Here are some photos, decals are being designed and some ‘try outs’ are fitted in the photographs.











The first one is a vbiew of both buildings together showin their relative sizes






















Two photos opf the front the first showing the Scliech freight wagon insode having something 'fixed' the second showing the doors closed and the (again Scliech) backsmith going to the office, he is going to have some slight modifications soon.










The forge side of the building the window shown is clear both sides - no blanking paint on the inside so irt can be seen through - just to the right of it is a cross piece blanking off the rest of the interior (and behind it is another cross brace to keep the sides coreectly located). Tha cross blanking of shhet is painted a sooty black color - making the interior a black hiole!










The rear of the building - the forge stack is well gluied on to the side wall, and the edges filled with more glue then painted to match the 'plain wood' walls, these already have many thin coats and more are to be added. The windows here have the back og them painted to block any intedrior view.










Finally the office, with the blacksmith again in view, made from Korroflute, finished off as being painted and thus possibly added later with a drinking straw double inside for strength) for a stovepipe.For a change I have painted the roof a pale red oxide color, more muck & rubbish are needeed there but is is beginning to look better,though more and multiple colors are needed on it yet.

Thats all for now - enjoy!


----------



## Torby (Jan 2, 2008)

"This isn't lead. It's molybdenum. Worthless."


----------



## Mike Reilley (Jan 2, 2008)

Can you tell me what "Made from PVC solid foam" means? Where did you get this stuff? Is there a brand name? What is it normally used for? What sizes does it come in?....sorry for all the questions.


----------



## SteveC (Jan 2, 2008)

Two nice new additions to the community, I knew you wouldn't let the cold and icky weather go to waste.


----------



## altterrain (Jan 2, 2008)

Nice work as always Peter. Now, could you ask the Mistress over at GSC to fix whatever issue they are having over there. I haven't been able to sign in for over a week! 

-Brian


----------



## K27_463 (Jan 2, 2008)

Please provide more detail about the horse and wonderful wagon in the door of the first blacksmith pic....


----------



## joe rusz (Jan 3, 2008)

Nice work, as usual.


----------



## peter bunce (Dec 29, 2007)

Posted By Mike Reilley on 31 Jan 2010 05:59 PM 


Can you tell me what "Made from PVC solid foam" means?
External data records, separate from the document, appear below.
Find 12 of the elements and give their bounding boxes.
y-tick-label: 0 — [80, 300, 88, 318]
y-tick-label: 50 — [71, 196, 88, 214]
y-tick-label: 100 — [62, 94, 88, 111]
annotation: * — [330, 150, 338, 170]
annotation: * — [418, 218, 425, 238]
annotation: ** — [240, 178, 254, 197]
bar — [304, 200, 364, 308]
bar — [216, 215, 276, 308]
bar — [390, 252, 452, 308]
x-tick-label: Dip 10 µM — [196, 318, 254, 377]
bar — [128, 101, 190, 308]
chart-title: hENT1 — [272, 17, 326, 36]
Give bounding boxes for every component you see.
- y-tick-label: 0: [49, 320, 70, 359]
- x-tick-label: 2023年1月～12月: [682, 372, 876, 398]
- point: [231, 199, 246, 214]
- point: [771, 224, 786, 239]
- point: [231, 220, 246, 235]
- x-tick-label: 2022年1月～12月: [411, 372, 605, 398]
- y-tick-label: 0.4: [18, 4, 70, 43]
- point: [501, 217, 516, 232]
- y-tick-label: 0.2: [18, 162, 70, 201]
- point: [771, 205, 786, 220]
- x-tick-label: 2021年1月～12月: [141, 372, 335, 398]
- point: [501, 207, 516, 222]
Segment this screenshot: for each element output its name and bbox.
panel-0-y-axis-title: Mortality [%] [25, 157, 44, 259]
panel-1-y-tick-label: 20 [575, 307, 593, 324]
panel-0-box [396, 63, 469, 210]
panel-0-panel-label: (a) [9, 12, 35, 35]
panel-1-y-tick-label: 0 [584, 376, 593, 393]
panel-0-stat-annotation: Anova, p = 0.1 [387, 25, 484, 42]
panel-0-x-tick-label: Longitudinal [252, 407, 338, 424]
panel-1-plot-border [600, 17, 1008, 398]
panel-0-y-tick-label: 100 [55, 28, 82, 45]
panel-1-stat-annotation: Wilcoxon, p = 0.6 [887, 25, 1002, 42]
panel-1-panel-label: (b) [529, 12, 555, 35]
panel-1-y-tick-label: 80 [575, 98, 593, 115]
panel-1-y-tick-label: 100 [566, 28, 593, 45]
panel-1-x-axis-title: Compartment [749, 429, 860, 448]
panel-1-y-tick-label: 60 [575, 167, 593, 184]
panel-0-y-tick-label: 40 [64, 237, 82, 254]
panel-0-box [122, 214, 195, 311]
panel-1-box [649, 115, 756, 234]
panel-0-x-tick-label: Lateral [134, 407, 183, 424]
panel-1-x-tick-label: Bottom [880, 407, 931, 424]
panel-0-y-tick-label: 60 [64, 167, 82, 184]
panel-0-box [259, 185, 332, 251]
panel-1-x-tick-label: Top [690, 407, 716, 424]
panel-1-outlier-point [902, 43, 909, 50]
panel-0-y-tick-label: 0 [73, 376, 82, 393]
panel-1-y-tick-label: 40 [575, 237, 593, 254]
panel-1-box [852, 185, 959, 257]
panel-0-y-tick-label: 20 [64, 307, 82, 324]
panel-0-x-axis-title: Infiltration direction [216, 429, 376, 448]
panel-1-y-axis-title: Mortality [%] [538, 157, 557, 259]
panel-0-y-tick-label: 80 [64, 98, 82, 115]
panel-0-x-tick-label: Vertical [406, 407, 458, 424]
Where did you get this stuff? Is there a brand name? What is it normally used for? What sizes does it come in?....sorry for all the questions. 






Hi Mike,






You call it Sintra Board I think, it looks very like my PVC solid Foam board whose trade name is Vekaplan SF. (website http://www.vekaplan.de/vekaplan/divers/en/lieferuebersicht_vekaplan_sf.htm ) Sintra Board website is at    http://www.sintrapvc.com


go to the bottom of the page and the right hand entry at the bottom is about the stuff, (called memory board - that will I think be more expensive) but it will give yo a close up of the stuff. If there is a product with a gloss surface that in no good, - diffiuclt to paint etc , look for a semi matt surface both sides which should also be the cheaper style. It is bought from plastic suppl;y houses/shops in sheets 8ft x 4ft, and they should cut it to 2 4ft square sheets.






Beautiful to work with, cuts with either a heavy 'Stanley' type knife, cut from both sides, mark the corners through with a fine drill, a scroll saw, or best of all a small circular saw. If scribing planking I use a Scrawker/Olfa cutter pushed, not dragged for them.






Hope the above helps it is very good stuff, the commercial use of it is for Exhibition/Convention boards and such like, I mainly use the 3/16" thick version; glue it together with an epoxy cement(like Walthers Goo?) and brace the corners with scrap.


----------



## Paulus (May 31, 2008)

Very nice! I like that blacksmith building very much. Good work!


----------



## Stan Cedarleaf (Jan 2, 2008)

Great additions, Peter. They're excellent.


----------